4. Can a zero tax offshore company in Mauritius own US assets?

Answer: Yes, but with critical limitations:

  1. FATCA & CRS Reporting

    • The US Foreign Account Tax Compliance Act (FATCA) requires Mauritius banks to report US-owned accounts to the IRS.
    • A zero tax offshore company in Mauritius holding US real estate or securities must file Form 8938 if controlled by a US person.
  2. US Estate Tax Exposure

    • If the Mauritius company owns US real estate, it may trigger US estate tax (40%) upon the owner’s death.
    • Solution: Hold the property through a Mauritius trust or LLC to avoid US estate tax.
  3. Capital Gains Tax on US Real Estate

    • The US taxes capital gains on real estate (even if held via a foreign entity).
    • Solution: Use a US LLC owned by the Mauritius company to benefit from US tax treaties (e.g., 0% FIRPTA withholding if structured correctly).
  4. PFIC & GILTI Risks (for US Owners)

    • A Mauritius GBL company may be classified as a Passive Foreign Investment Company (PFIC) or subject to GILTI tax (10.5%).
    • Solution: Elect QEF or MTM treatment or restructure as a US disregarded entity (LLC).

Best Practice:

  • Use a Mauritius SPC (Segregated Portfolio Company) for US asset diversification.
  • Ensure substance in Mauritius to avoid CFC or PFIC classification.
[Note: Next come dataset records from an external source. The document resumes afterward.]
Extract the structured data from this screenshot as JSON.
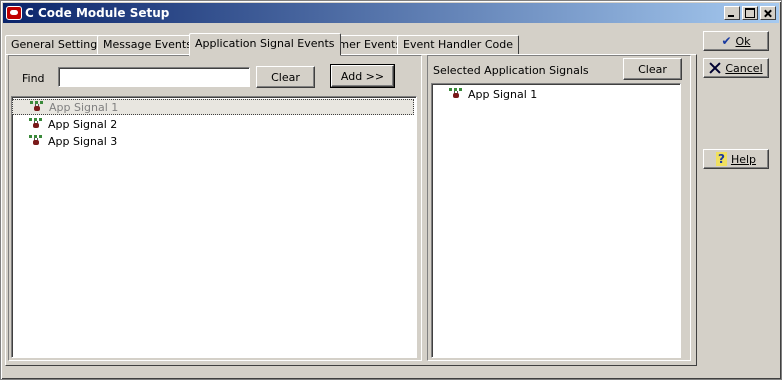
{
  "window": {
    "title": "C Code Module Setup"
  },
  "tabs": [
    {
      "label": "General Settings"
    },
    {
      "label": "Message Events"
    },
    {
      "label": "Application Signal Events"
    },
    {
      "label": "Timer Events"
    },
    {
      "label": "Event Handler Code"
    }
  ],
  "active_tab": "Application Signal Events",
  "left_panel": {
    "find_label": "Find",
    "find_value": "",
    "clear_label": "Clear",
    "add_label": "Add >>",
    "items": [
      {
        "label": "App Signal 1",
        "selected": true
      },
      {
        "label": "App Signal 2",
        "selected": false
      },
      {
        "label": "App Signal 3",
        "selected": false
      }
    ]
  },
  "right_panel": {
    "title": "Selected Application Signals",
    "clear_label": "Clear",
    "items": [
      {
        "label": "App Signal 1"
      }
    ]
  },
  "buttons": {
    "ok_label": "Ok",
    "cancel_label": "Cancel",
    "help_label": "Help"
  },
  "icons": {
    "app": "app-icon",
    "signal": "app-signal-icon",
    "ok": "checkmark-icon",
    "cancel": "x-icon",
    "help": "question-icon"
  }
}
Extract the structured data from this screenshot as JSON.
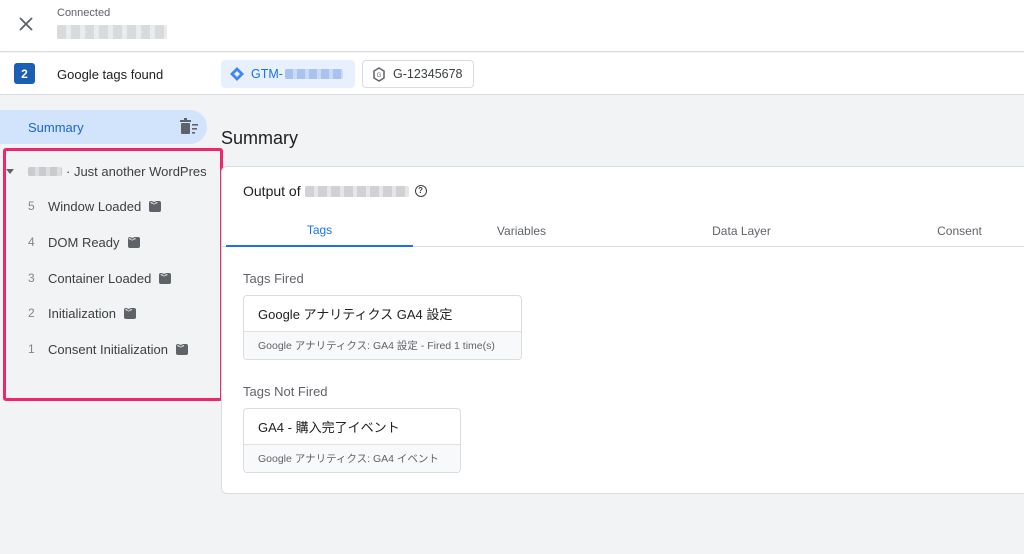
{
  "topbar": {
    "connection_label": "Connected"
  },
  "tags_bar": {
    "count": "2",
    "label": "Google tags found",
    "gtm_chip": "GTM-",
    "ga_chip": "G-12345678"
  },
  "sidebar": {
    "summary_label": "Summary",
    "page_title": "· Just another WordPres",
    "events": [
      {
        "num": "5",
        "name": "Window Loaded"
      },
      {
        "num": "4",
        "name": "DOM Ready"
      },
      {
        "num": "3",
        "name": "Container Loaded"
      },
      {
        "num": "2",
        "name": "Initialization"
      },
      {
        "num": "1",
        "name": "Consent Initialization"
      }
    ]
  },
  "main": {
    "title": "Summary",
    "output_label": "Output of",
    "help_glyph": "?",
    "tabs": [
      "Tags",
      "Variables",
      "Data Layer",
      "Consent"
    ],
    "tags_fired_label": "Tags Fired",
    "fired_tags": [
      {
        "name": "Google アナリティクス GA4 設定",
        "detail": "Google アナリティクス: GA4 設定 - Fired 1 time(s)"
      }
    ],
    "tags_not_fired_label": "Tags Not Fired",
    "not_fired_tags": [
      {
        "name": "GA4 - 購入完了イベント",
        "detail": "Google アナリティクス: GA4 イベント"
      }
    ]
  },
  "colors": {
    "accent": "#1a73e8",
    "highlight_border": "#f0266b",
    "summary_bg": "#d2e3fc",
    "badge_bg": "#1a5fb4"
  },
  "icons": [
    "close-icon",
    "gtm-diamond-icon",
    "google-tag-icon",
    "trash-icon",
    "code-icon",
    "help-icon",
    "caret-down-icon"
  ]
}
5. What happens if Mauritius changes its tax laws in the future?

Answer: Mauritius has been proactive in maintaining its zero-tax regime, but global tax transparency pressures (OECD, EU, US) introduce risks:

  1. Substance Requirements Become Stricter

    • The Substance Requirements Act (2021) may be expanded to require more employees or higher local spending.
    • Solution: Maintain flexible substance (e.g., outsourced CFO services, co-working spaces).
  2. CRS & FATCA Reporting Expands

    • Mauritius may automatically exchange CRS data with more countries (e.g., US, UAE).
    • Solution: Use intermediary jurisdictions (e.g., Singapore, UAE) for additional privacy.
  3. DTA Renegotiations

    • Mauritius has renegotiated DTAs to close loopholes (e.g., India, South Africa).
    • Solution: Structure around new treaties (e.g., UAE-Mauritius DTA for 0% withholding on dividends).
  4. Economic Substance Laws Tighten

    • The EU’s Code of Conduct Group may blacklist Mauritius if it’s deemed a tax haven.
    • Solution: Diversify into multiple zero-tax jurisdictions (e.g., UAE + Cayman Islands).

Contingency Plan:

  • Pre-structure with a fallback jurisdiction (e.g., UAE free zone).
  • Use a Mauritius PCC for asset segregation.
  • Monitor MRA/FSC updates via direct consultations with a Mauritius tax advisor.

Bottom Line: A zero tax offshore company in Mauritius remains highly viable in 2026, but adaptability is key. Taxpayers must document substance, avoid passive structures, and have exit strategies in place.